Devant lui, en chemise, l'amour de sa vie s'active. Elle a quitté son bonnet de nuit, ses cheveux sont lâchement noués sur sa nuque ils semblent briller d'une lumière intérieure. Son corps est une telle promesse de tendresse qu'il se laisse porter et noue ses bras autour de ses épaules. Louise sursaute « Ton frère de lait est amoureux de toi… et tu l'aimes aussi » Elle se tourne vers lui l'embrasse et se laisse embrasser.


Fanchon ouvre les yeux, avertie par on ne sait quel mystère….
« Qu'est-ce que vous faites ? C'est interdit ! »

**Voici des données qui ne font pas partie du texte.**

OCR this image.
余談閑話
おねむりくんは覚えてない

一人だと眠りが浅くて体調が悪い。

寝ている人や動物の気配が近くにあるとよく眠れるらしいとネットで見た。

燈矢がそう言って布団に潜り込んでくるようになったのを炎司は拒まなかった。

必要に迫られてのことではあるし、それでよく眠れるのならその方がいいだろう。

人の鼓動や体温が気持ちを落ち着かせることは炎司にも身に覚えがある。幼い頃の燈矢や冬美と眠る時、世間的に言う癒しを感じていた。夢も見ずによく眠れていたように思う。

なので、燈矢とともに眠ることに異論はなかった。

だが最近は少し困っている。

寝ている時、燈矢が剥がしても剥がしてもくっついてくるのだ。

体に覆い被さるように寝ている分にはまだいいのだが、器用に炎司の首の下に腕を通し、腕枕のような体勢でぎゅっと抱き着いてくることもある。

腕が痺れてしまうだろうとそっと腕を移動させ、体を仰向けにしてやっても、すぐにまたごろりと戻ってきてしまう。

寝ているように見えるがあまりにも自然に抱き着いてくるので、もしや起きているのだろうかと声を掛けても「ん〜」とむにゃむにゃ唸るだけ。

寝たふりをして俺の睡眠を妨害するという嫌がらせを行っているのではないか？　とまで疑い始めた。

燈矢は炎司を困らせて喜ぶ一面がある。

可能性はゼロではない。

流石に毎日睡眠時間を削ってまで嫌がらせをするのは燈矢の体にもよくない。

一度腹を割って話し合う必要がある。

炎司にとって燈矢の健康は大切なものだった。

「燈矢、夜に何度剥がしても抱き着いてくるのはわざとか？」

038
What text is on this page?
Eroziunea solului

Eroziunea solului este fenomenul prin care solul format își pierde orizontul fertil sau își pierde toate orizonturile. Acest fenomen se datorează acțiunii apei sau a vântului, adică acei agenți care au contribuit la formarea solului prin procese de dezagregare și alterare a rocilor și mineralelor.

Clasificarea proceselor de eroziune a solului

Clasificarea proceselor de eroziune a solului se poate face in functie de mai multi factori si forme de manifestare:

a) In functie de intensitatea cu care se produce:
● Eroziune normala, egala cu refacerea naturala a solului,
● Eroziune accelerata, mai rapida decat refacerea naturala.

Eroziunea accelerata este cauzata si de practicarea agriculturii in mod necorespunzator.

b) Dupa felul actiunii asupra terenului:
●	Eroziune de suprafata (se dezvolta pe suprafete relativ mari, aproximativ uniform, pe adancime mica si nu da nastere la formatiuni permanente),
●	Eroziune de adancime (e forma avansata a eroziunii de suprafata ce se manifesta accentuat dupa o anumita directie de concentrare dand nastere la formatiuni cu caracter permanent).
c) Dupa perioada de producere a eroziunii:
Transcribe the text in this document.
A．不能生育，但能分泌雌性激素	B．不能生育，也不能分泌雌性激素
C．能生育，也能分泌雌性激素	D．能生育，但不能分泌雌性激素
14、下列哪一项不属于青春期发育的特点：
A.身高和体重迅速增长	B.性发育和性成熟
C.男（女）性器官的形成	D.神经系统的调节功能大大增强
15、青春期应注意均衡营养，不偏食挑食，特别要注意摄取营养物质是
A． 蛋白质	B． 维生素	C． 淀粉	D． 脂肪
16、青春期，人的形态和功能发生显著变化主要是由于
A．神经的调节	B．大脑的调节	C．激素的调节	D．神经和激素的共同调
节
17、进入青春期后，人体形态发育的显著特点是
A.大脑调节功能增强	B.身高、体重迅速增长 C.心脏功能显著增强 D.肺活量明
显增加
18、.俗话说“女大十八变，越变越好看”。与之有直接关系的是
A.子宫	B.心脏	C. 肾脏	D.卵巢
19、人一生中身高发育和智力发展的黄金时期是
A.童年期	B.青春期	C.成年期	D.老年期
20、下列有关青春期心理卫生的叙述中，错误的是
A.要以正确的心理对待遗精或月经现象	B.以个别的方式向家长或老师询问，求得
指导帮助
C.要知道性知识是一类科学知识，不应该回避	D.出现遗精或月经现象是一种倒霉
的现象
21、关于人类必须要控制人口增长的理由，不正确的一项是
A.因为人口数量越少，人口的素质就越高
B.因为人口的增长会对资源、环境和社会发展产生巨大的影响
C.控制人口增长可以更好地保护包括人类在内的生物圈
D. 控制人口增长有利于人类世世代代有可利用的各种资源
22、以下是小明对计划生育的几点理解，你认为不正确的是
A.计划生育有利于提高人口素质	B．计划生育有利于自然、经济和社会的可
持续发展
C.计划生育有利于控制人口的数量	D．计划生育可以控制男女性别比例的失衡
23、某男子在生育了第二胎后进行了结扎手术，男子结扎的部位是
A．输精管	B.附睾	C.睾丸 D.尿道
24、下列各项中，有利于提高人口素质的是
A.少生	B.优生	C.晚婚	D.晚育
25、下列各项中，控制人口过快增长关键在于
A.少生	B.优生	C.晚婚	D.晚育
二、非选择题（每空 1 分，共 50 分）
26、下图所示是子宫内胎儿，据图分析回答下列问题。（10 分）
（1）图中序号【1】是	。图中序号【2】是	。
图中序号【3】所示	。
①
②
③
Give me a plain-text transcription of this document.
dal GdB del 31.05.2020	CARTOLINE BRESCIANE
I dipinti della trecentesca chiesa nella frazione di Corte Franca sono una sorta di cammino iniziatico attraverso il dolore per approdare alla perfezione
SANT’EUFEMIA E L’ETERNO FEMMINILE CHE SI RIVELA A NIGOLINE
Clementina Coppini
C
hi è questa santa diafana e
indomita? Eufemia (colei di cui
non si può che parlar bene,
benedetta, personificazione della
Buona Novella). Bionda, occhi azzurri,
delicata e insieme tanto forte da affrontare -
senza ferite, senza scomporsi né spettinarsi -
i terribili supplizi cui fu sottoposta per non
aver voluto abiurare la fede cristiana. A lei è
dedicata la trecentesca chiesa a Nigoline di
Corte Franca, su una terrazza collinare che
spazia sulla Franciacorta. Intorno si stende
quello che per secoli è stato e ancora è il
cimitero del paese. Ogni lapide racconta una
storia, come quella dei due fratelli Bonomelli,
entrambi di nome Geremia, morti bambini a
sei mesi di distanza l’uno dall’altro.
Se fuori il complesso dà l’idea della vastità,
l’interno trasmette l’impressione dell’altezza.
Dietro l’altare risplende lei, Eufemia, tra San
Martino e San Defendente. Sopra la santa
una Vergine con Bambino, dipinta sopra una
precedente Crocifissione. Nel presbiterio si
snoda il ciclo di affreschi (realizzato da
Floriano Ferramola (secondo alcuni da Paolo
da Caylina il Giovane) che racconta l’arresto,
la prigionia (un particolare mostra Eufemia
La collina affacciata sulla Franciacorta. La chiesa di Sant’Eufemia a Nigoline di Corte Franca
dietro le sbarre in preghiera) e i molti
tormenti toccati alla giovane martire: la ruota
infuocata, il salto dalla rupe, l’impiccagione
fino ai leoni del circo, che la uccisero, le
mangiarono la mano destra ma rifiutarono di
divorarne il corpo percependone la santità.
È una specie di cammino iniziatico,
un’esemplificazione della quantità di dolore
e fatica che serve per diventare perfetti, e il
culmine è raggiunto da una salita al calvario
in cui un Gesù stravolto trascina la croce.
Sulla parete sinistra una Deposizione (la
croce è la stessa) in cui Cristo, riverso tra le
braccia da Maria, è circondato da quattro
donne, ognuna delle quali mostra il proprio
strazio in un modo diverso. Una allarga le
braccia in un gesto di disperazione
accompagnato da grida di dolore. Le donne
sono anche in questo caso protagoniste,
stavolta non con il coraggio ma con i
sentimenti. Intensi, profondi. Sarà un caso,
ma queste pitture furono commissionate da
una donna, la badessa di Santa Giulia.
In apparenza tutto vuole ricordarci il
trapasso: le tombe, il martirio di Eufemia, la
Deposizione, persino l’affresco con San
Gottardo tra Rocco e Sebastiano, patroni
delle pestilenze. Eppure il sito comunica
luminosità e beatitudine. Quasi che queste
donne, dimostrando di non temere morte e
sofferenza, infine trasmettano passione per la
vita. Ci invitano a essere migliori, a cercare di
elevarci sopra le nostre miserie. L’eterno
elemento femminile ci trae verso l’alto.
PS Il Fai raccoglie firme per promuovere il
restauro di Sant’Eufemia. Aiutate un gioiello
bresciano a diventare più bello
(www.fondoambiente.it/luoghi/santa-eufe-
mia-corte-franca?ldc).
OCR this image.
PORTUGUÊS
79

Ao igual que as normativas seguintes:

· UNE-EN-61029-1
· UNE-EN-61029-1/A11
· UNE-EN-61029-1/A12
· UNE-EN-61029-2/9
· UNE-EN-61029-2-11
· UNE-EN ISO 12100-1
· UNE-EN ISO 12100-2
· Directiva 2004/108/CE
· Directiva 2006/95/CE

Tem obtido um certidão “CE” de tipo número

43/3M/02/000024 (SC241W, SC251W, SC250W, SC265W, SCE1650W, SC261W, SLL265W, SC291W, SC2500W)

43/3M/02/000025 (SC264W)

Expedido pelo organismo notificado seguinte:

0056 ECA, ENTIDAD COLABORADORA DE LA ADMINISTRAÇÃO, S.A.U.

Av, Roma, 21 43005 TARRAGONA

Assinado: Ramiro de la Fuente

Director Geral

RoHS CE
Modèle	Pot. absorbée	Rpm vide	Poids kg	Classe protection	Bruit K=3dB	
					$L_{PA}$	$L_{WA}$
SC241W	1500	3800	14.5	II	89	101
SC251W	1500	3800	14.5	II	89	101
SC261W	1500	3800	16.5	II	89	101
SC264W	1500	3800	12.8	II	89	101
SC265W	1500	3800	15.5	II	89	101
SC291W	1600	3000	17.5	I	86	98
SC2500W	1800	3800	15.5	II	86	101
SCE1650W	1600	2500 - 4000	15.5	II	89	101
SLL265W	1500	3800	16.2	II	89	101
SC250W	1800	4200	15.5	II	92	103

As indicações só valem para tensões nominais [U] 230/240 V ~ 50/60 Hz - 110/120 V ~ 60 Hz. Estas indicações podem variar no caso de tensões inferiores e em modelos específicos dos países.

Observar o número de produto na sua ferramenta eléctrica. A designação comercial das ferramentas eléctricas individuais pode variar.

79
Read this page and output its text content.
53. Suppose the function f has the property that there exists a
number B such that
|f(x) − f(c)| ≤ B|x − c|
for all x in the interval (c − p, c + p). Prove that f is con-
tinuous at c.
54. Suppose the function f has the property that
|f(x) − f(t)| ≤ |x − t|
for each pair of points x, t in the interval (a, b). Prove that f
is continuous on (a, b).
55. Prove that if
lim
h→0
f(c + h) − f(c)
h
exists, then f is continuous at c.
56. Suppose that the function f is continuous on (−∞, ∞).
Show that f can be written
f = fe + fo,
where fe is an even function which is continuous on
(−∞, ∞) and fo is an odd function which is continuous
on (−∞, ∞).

Elle se lève précipitamment. Gabin se place devant Louise :
« Je sais qu'c'est interdit, elle sait qu'c'est interdit… ça change mie… On a grandi ensemble, on a aimé les mêmes gens, traversé les mêmes épreuves, tu crois qu'interdit ça peut peser quéqu' chose. Moi j'aim'rai personne d'aut'e et elle qui c'est qui va l'aimer ? Tu veux qu'elle soit seule ou qu'elle aille au couvent? Tu veux qu'on lui fasse du mal ? Qui c'est t'y qui la prendra avec sa prière de Dieu plantée dans le dos…
— Vous m'faites ça alors que le Couteau est encore chaud !
— On t'fait rien c'est à nous qu'ça arrive !
— Personne l'acceptera Gabin ! Personne !
— Oui, si on restait ici. -Gabin jette un coup d'oeil à Louise, elle l'a choisi, elle le suivra- On va partir mère. J'va aller aussi loin que j'peux m'installer et faire mon trou. Et pis dès que j'ai le travail et le logement, je r'viendrai vous chercher… »

 

Pendant trois mois, pendant que le deuil marque son temps, Fanchon tente d'accepter que sa fille et son fils partage une vie amoureuse et maritale. C'est dur d'aller contre tous ses préjugés… Pour les gens qui les connaissent les mensonges sont prêts : Gabin ne veut pas rester ici à Gangeou, trop de souvenirs, trop de chagrin… Il est parti faire sa vie ailleurs, il reviendra.

 

Plus elle y réfléchit et moins Fanchon peut envisager de vivre avec ses enfants. Ça la heurte trop. Elle préférerait n'en pas faire cas mais c'est impossible :
« Ch'peux pas Louise, ch'peux pas. J'vous aime tous les deux fort pareil, mais vous voir en mari et femme, c'est au-dessus de mes forces... »

Toutes les deux ont ce deuil-là à faire aussi. C'est un renoncement difficile d'amour et de pardon pour le bien de l'une et de l'autre.
Fanchon a de quoi vivre, un travail, une amie. Elle demande à Marguerite, si elle voudrait bien partager avec elle un peu de sa solitude. Marguerite ne demande pas mieux et elle inclut mère et fille dans son accord…


Lorsque Gabin revient les retrouvailles sont douces et douloureuses. Lui et Louise taisent leur amour devant la mère, mais dès qu'ils ont quelques minutes de solitude, ils se précipitent l'un sur l'autre dans des étreintes de moins en moins chastes.